In either scenario, possession of Soriano is better than Wilkie and Sledge. Discussing the “in the race” scenario yields only sadness, so let’s cut to the trade deadline based on what happened. Bowden is planning his moves. Based on the situation, he’s not in the races, and thus looking to shop what he has. Again, he knows that possession of Soriano nets a minimum of the draft picks. Thus, any trade needs to be better than those draft picks – and that is his price. He sets his price, shoots his mouth off to get the market spinning, and away he goes. No one buys. I don’t believe what happened was a botch of the deal. I think he set his price, which was higher than his view of the value of the draft picks, and the result was that no one was buying. I think there is even evidence of this.

“Nate Says:” This is where we run aground, because no one other than the GMs know what prospects were really on the table for Soriano. Guys like Santana/Aybar or Baker/Kubel don’t blow me away, but there may have been better players available that we just never heard about. Likewise, we won’t know which draft picks, if any, we get back for Soriano until late this year, which is also the earliest we could really start to evaluate the talent available in the 2007 draft. So in terms of evaluating the available deadline deals vs. draft picks our informed speculation dissolves into wild-ass guessing.

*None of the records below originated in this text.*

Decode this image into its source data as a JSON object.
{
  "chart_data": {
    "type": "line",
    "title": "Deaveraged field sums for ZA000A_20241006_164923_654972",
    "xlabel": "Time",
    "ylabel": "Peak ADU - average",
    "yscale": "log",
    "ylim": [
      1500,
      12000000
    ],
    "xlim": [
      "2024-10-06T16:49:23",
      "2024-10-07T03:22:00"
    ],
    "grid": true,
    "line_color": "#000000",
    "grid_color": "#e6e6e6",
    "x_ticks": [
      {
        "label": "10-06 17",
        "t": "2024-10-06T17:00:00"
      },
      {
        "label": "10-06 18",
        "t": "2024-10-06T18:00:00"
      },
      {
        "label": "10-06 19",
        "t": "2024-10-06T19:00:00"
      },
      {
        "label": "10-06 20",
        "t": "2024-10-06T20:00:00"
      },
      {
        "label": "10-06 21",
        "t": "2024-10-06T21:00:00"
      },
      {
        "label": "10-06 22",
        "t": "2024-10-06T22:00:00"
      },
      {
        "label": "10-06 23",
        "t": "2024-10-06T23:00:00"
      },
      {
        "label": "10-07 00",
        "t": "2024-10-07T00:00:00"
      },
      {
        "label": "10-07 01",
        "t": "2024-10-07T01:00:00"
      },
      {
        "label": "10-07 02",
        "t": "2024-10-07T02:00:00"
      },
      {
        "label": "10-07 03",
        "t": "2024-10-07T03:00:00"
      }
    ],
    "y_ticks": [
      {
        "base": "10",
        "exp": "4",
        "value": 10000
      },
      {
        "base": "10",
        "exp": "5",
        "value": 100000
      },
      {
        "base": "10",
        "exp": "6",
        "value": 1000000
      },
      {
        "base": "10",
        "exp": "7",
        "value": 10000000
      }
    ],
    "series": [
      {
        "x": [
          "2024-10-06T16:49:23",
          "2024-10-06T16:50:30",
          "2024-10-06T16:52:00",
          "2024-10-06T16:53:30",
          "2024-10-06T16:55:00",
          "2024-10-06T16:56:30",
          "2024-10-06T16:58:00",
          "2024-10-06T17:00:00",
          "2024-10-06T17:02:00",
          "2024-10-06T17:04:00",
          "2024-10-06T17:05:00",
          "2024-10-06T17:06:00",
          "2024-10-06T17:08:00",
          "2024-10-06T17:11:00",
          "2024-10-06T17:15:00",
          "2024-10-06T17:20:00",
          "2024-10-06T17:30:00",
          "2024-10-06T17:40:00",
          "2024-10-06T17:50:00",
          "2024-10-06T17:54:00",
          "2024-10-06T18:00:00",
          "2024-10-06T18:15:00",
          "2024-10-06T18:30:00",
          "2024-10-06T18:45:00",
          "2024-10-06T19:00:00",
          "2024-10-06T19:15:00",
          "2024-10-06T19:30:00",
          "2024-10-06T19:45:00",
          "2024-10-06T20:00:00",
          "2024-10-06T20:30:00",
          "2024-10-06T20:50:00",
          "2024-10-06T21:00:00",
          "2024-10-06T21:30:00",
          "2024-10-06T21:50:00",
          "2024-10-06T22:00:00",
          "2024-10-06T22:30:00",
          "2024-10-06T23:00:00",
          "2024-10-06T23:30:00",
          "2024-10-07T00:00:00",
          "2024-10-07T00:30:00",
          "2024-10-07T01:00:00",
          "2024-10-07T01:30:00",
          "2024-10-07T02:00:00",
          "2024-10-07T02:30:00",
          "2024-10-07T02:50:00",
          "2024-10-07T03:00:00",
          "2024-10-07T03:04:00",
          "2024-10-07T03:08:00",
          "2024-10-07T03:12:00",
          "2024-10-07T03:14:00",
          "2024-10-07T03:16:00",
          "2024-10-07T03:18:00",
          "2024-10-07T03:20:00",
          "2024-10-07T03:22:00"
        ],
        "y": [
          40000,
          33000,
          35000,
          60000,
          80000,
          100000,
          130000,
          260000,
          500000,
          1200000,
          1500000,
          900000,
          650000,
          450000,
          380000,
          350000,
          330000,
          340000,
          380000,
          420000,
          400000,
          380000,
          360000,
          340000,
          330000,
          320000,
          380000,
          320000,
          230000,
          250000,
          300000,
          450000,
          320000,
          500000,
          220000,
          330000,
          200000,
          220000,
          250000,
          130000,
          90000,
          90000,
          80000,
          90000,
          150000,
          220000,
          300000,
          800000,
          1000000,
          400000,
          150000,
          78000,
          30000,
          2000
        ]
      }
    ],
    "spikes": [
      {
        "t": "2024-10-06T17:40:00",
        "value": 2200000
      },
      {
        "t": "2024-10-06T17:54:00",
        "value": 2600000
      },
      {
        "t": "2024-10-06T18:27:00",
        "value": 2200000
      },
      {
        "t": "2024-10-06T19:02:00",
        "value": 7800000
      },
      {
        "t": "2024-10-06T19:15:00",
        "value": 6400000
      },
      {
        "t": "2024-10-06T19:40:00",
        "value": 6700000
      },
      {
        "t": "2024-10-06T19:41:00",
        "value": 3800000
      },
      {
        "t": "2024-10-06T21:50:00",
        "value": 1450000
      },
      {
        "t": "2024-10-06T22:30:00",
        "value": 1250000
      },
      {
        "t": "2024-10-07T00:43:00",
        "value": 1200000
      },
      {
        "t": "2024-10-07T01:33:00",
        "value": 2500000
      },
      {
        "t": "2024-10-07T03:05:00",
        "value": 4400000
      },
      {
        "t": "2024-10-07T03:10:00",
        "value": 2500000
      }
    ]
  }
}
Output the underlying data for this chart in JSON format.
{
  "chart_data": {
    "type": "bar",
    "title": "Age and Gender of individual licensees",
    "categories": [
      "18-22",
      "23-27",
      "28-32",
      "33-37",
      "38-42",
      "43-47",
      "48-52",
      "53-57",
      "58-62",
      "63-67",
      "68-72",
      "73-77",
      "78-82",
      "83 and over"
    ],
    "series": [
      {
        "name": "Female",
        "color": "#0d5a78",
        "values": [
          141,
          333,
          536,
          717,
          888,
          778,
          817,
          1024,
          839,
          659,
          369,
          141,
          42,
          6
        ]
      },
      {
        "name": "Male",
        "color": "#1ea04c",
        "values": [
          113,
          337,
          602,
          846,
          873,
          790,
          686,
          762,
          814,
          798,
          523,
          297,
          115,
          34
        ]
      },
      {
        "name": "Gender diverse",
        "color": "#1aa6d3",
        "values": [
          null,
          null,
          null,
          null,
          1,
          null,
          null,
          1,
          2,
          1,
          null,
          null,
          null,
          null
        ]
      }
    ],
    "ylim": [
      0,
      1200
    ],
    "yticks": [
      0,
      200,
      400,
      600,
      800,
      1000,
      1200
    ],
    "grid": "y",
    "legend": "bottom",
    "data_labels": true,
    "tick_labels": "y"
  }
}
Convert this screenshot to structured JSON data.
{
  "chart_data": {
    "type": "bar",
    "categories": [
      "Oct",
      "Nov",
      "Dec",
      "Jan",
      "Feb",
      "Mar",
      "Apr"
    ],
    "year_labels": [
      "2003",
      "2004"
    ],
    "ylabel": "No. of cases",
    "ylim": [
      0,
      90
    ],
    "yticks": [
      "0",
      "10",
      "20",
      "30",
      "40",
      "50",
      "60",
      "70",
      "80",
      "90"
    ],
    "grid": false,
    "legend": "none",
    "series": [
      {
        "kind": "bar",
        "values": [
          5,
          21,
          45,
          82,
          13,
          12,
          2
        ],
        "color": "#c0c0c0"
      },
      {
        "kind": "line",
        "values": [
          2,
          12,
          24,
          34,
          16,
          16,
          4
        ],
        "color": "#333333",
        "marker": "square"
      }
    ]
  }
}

Sure Bowden will say that he set his minimum price and no one was willing to meet it, but what else is he going to say? “Gee, looks like I wildly overestimated the market and shot myself in the foot.” Doesn’t sound like our beloved P.T. Bowden, or any other GM who values his job for that matter. But I’m straying a bit far from the point.

The question is not whether Bowden recognized the golden goose once it crapped on him. At issue is whether JimBo approached the Soriano trade with foresight, and made the deal with a reasonable expectation of this outcome. If he did, GREAT, he’s at least a slightly above average general manager. If he didn’t he’s just a guy who caught a break and managed not to screw it up. To me he still looks more like Mr. Lucky than the Amazing Kreskin.

“Dave Says”: You’re right – we’ve hit the point where we’ll never know. Of course he’ll say he had foresight – who wouldn’t? The question is to you think it happened this way? I don’t think he’s the Amazing Kreskin (good pull), but I’m willing to place the guy a little higher than just Mr. Lucky. I think he had several plans in mind – and this was one of them. Not optimal, but not necessarily a bad choice.

Okay folks, now you know where we stand. What say you? Jim Bowden: Misunderestimated Genius or Lucky Pierre?